QBE profits slump 18% in H1

Australia's largest insurer by premium, QBE, has posted a steep decline in its profits for the first half of the year following a number of US weather losses.

QBE has posted a net profit of $392m ($424m) for the first six months of the year, down 18% from $477m for the same period in 2013.

This has led to QBE to announce that it will partially float its Australian mortgage lenders insurance business and sell off its US agency business.

QBE also plans to cut $500m of convertible subordinated debt through a $750m share placement. It also plans asset sales and a partial share offer next year of mortgage insurer QBE LMI, which had $1.2bn in assets at the end as of June.

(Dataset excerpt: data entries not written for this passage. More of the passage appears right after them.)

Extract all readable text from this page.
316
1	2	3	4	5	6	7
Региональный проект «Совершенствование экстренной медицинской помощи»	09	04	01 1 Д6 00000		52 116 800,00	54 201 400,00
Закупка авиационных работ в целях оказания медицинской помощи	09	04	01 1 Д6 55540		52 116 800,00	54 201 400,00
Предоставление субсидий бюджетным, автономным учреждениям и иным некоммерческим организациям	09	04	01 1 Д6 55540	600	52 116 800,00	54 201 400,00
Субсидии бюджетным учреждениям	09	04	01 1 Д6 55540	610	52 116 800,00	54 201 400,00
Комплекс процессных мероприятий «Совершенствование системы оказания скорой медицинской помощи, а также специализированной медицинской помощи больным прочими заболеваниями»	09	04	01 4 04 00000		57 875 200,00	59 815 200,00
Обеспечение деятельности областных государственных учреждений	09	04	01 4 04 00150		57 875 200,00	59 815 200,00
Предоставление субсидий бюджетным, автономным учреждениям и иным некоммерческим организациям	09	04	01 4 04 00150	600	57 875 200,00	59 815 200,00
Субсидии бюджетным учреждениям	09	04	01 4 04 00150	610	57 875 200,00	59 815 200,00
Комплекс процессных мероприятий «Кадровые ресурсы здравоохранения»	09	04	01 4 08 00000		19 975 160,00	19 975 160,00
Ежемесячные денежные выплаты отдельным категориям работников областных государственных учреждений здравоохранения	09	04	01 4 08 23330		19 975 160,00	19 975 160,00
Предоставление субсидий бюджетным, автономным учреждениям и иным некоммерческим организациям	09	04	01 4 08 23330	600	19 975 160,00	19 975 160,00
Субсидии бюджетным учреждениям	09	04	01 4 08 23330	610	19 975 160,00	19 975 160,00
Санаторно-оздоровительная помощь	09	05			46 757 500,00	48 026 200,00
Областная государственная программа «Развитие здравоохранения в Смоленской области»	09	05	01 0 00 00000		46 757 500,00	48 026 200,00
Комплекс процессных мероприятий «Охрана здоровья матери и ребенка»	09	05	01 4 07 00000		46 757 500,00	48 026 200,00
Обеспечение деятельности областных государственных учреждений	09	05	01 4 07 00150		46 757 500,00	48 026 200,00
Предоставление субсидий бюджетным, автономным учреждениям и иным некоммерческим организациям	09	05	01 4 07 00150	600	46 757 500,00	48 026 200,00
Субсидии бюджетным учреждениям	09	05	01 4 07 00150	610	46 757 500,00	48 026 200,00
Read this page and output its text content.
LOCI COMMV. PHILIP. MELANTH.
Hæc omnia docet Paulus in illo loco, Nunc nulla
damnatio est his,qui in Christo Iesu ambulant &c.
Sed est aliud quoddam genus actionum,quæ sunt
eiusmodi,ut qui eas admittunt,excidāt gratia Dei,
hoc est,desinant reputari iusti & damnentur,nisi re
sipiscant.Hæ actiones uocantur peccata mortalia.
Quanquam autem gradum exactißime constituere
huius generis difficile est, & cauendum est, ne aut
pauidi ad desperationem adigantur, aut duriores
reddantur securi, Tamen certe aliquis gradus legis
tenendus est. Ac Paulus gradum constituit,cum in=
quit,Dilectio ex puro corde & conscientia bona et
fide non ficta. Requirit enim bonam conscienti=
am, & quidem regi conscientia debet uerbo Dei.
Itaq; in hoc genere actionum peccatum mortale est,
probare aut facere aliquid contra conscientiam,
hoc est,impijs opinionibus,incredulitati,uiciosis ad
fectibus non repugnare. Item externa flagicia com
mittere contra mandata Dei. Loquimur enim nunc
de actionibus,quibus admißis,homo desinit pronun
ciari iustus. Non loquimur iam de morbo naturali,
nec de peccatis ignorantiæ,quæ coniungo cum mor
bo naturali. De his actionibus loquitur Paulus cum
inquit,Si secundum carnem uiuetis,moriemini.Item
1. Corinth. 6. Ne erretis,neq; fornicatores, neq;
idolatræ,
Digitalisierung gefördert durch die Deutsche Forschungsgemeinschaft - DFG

"These initiatives deliver significant additional cash and capital resources that will substantially improve the group's financial flexibility and ability to better withstand a reasonable range of downside scenarios," the Australian insurer said in a statement.

The insurer had to deal with a number of large claims following adverse weather in the US which was struck by severe storms in early June, producing large hail stones as well as several tornadoes and other dangerous wind storms.

American casualty insurers Chubb and Travelers were also hit hard by large catastrophe losses in the June quarter.

QBE reported an insurance profit margin of 7.6% in the first half, compared with 10.8% a year ago. It said that it expected that to rise to between 8% to 9% at the end of the financial year.

The insurer is also facing a class action lawsuit from its shareholders following a profit downgrade last fiscal year.

Many of QBE’s troubles have been attributed by market experts to its aggressive expansion policy over the past decade; QBE has completed more than 75 acquisitions in the past 10 years to expand to 50 countries.

QBE is now reversing this expansion strategy by divesting itself of its non-core assets with the insurer also announcing that it was finalising the sale of its Central and Eastern European operations.

The capital raising and asset sales are "intended to significantly improve our capital strength and balance sheet resilience," QBE’s CEO Neal said in the company's results statement.

He also emphasised that the measures will support "more predictable and sustainable earnings for shareholders."